Acusé recibo de casi todas las reseñas y en la medida de lo posible hice llegar a cada crítico un ejemplar agradeciendo sus deferencias, incluso a los que habían hecho, a mi juicio, reseñas poco comedidas. Después de todo, y eso los años lo han dejado en claro, no se escribe pensando en un lector pero sí en el lector, en abstracto.
De esa edición han pasado diez años. Tengo 25 años de no ver a Amalia Branco y estoy revisando, para una nueva edición aumentada, el Querido Borges. La calima ha traído viento y lluvia hasta este ventanal del Miralto y casi llego al final de la revisión del que será el último borrador de la nueva edición. Dejo que el mesero sirva más vino en la copa mientras sigo leyendo y un cigarrillo se consume impávido en el borde del cenicero.

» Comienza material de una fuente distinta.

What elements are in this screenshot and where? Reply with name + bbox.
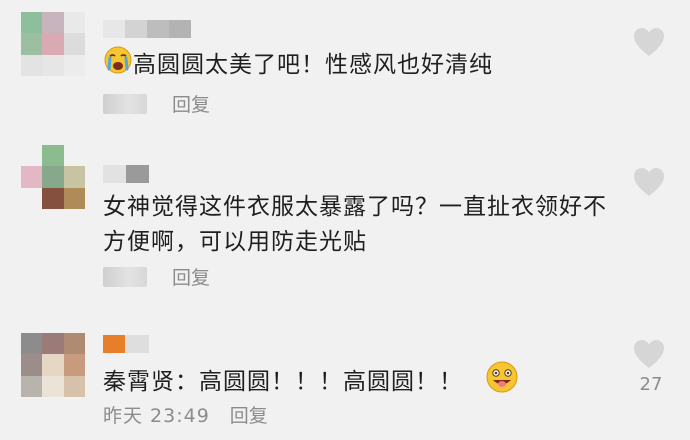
heart-icon xyxy=(634,340,664,368)
comment-text: 女神觉得这件衣服太暴露了吗？一直扯衣领好不方便啊，可以用防走光贴 xyxy=(103,194,607,255)
avatar-pixel xyxy=(42,145,64,167)
avatar-pixel xyxy=(21,187,43,209)
username-blurred[interactable] xyxy=(103,165,149,183)
avatar-pixel xyxy=(63,375,85,397)
avatar-pixel xyxy=(42,187,64,209)
avatar-pixel xyxy=(21,375,43,397)
avatar-pixel xyxy=(63,354,85,376)
reply-button[interactable]: 回复 xyxy=(172,263,210,290)
reply-button[interactable]: 回复 xyxy=(230,401,268,428)
avatar-pixel xyxy=(42,54,64,76)
avatar-pixel xyxy=(63,33,85,55)
like-button[interactable] xyxy=(632,166,668,198)
avatar-pixel xyxy=(63,12,85,34)
avatar-pixel xyxy=(63,54,85,76)
avatar-pixel xyxy=(21,166,43,188)
avatar-pixel xyxy=(42,33,64,55)
avatar-pixel xyxy=(42,166,64,188)
avatar-pixel xyxy=(21,145,43,167)
crying-face-icon xyxy=(103,45,133,86)
avatar-pixel xyxy=(42,354,64,376)
avatar-pixel xyxy=(21,354,43,376)
like-button[interactable] xyxy=(632,338,668,370)
grinning-tongue-face-icon xyxy=(485,360,519,405)
avatar[interactable] xyxy=(21,12,85,76)
like-button[interactable] xyxy=(632,26,668,58)
comment-text: 高圆圆太美了吧！性感风也好清纯 xyxy=(103,45,623,86)
username-blurred[interactable] xyxy=(103,335,149,353)
avatar-pixel xyxy=(42,12,64,34)
comment-meta: 回复 xyxy=(103,263,210,290)
like-count: 27 xyxy=(639,374,663,395)
avatar-pixel xyxy=(63,166,85,188)
username-blurred[interactable] xyxy=(103,20,193,38)
comment-meta: 昨天 23:49 回复 xyxy=(103,401,268,428)
avatar[interactable] xyxy=(21,333,85,397)
avatar-pixel xyxy=(21,12,43,34)
avatar-pixel xyxy=(63,333,85,355)
heart-icon xyxy=(634,168,664,196)
avatar-pixel xyxy=(63,187,85,209)
comment-item: 高圆圆太美了吧！性感风也好清纯 回复 xyxy=(0,0,690,130)
avatar-pixel xyxy=(63,145,85,167)
avatar-pixel xyxy=(42,333,64,355)
date-blurred xyxy=(103,266,147,287)
comment-item: 女神觉得这件衣服太暴露了吗？一直扯衣领好不方便啊，可以用防走光贴 回复 xyxy=(0,130,690,300)
avatar[interactable] xyxy=(21,145,85,209)
comment-meta: 回复 xyxy=(103,90,210,117)
comment-item: 秦霄贤：高圆圆！！！高圆圆！！ 昨天 23:49 回复 27 xyxy=(0,300,690,440)
heart-icon xyxy=(634,28,664,56)
avatar-pixel xyxy=(21,54,43,76)
comment-text: 秦霄贤：高圆圆！！！高圆圆！！ xyxy=(103,360,623,405)
avatar-pixel xyxy=(42,375,64,397)
timestamp: 昨天 23:49 xyxy=(103,405,210,427)
avatar-pixel xyxy=(21,333,43,355)
comment-text-content: 秦霄贤：高圆圆！！！高圆圆！！ xyxy=(103,369,463,395)
comment-text-content: 高圆圆太美了吧！性感风也好清纯 xyxy=(133,52,493,78)
date-blurred xyxy=(103,93,147,114)
reply-button[interactable]: 回复 xyxy=(172,90,210,117)
avatar-pixel xyxy=(21,33,43,55)
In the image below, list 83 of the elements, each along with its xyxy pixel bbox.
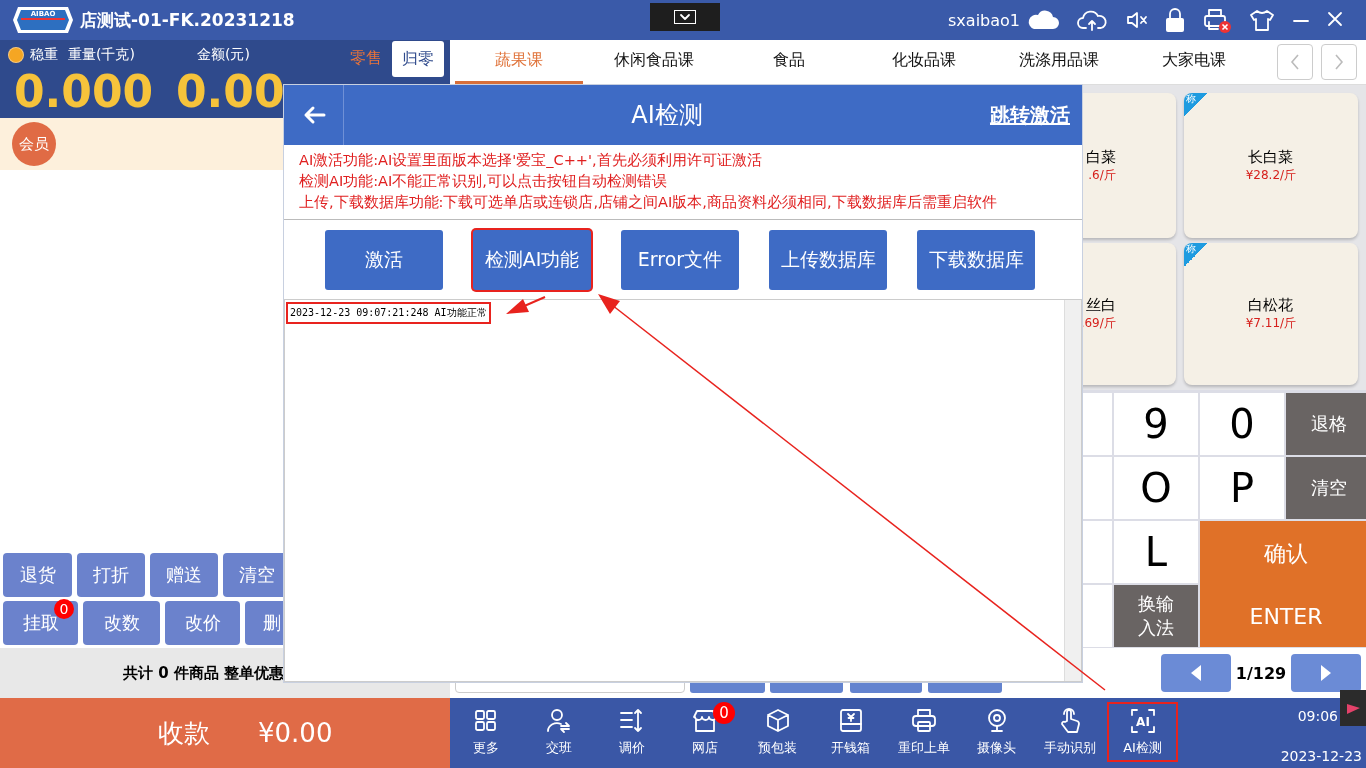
cloud-icon (1026, 8, 1060, 32)
function-key[interactable]: 退格 (1286, 393, 1366, 455)
order-summary: 共计 0 件商品 整单优惠 (123, 663, 285, 683)
weight-label: 重量(千克) (68, 46, 136, 64)
product-name: 白菜 (1085, 147, 1116, 167)
toolbar-item[interactable]: 交班 (523, 702, 594, 762)
tshirt-icon[interactable] (1248, 8, 1276, 32)
status-label: 稳重 (30, 46, 59, 64)
amount-value: 0.00 (176, 70, 285, 114)
toolbar-item[interactable]: AI AI检测 (1107, 702, 1178, 762)
action-button[interactable]: 检测AI功能 (473, 230, 591, 290)
action-button[interactable]: 上传数据库 (769, 230, 887, 290)
toolbar-item[interactable]: 手动识别 (1034, 702, 1105, 762)
action-button[interactable]: 激活 (325, 230, 443, 290)
lock-icon[interactable] (1164, 7, 1186, 33)
annotation-arrow (506, 296, 546, 314)
count-badge: 0 (713, 702, 735, 724)
cloud-upload-icon[interactable] (1076, 8, 1108, 32)
zero-button[interactable]: 归零 (392, 41, 444, 77)
page-indicator: 1/129 (1234, 664, 1288, 683)
instruction-text: 检测AI功能:AI不能正常识别,可以点击按钮自动检测错误 (299, 172, 668, 191)
printer-icon (909, 707, 938, 735)
action-button[interactable]: 打折 (77, 553, 145, 597)
function-key[interactable]: 换输入法 (1114, 585, 1198, 647)
category-tab[interactable]: 食品 (725, 40, 853, 84)
keyboard-key[interactable]: L (1114, 521, 1198, 583)
category-tab[interactable]: 大家电课 (1130, 40, 1258, 84)
toolbar-item[interactable]: 开钱箱 (815, 702, 886, 762)
category-tab[interactable]: 化妆品课 (860, 40, 988, 84)
product-price: ¥7.11/斤 (1245, 315, 1297, 332)
keyboard-key[interactable]: P (1200, 457, 1284, 519)
product-name: 丝白 (1085, 296, 1116, 315)
triangle-left-icon (1189, 664, 1203, 682)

De la vida, vuelvo entonces a pensarlo, recordamos solo momentos; acaso palabras, la posibilidad de otra realidad; “Una réplica de la vida”. Una réplica que se desdobla, que va y viene y nos devora impía para escupirnos infelices y contrahechos en esta y en otra realidad.
En una de las cuartillas que hacen las veces de lo que serán las hojas de guarda, escribo: Para Amalia Branco, 1960-2015. Cierro la carpeta donde guardo el borrador que mañana le entrego a la editorial y pido la cuenta. Veo escurrir en el ventanal dos lagrimones. Como una daga eléctrica un relámpago lejano se clava en el horizonte. Truena. El ventanal se estremece.
El mesero pide que digite la firma electrónica en la terminal que ha traído a la mesa. Un pago virtual se evidencia en la realidad del comprobante impreso. Lo doblo y lo meto en la cartera junto con la tarjeta.
Desciendo en el elevador hasta el estacionamiento de la plaza para buscar el auto. Al encenderlo se enciende también el reproductor musical… Fly me to the moon and/Let me play among the stars/Let me see what spring is like/On Jupiter and Mars/In other words, hold my hand…
Avanzo a la salida del estacionamiento, desdoblado y no, feliz y no, entre dos realidades. En una de las dos Tito Riquelme sigue cantando boleros en El Yate y otra Corina cruza entre las mesas con un cigarrillo entre los dedos. En la otra, aun gobierna el recuerdo de Amalia Branco cuando llego a casa y enciendo la luz del pasillo que lleva al estudio y a la mesa en que escribo para dejar ahí la carpeta. Apago la luz y a oscuras, acerco al fuego del encendedor el primer cigarrillo del insomnio.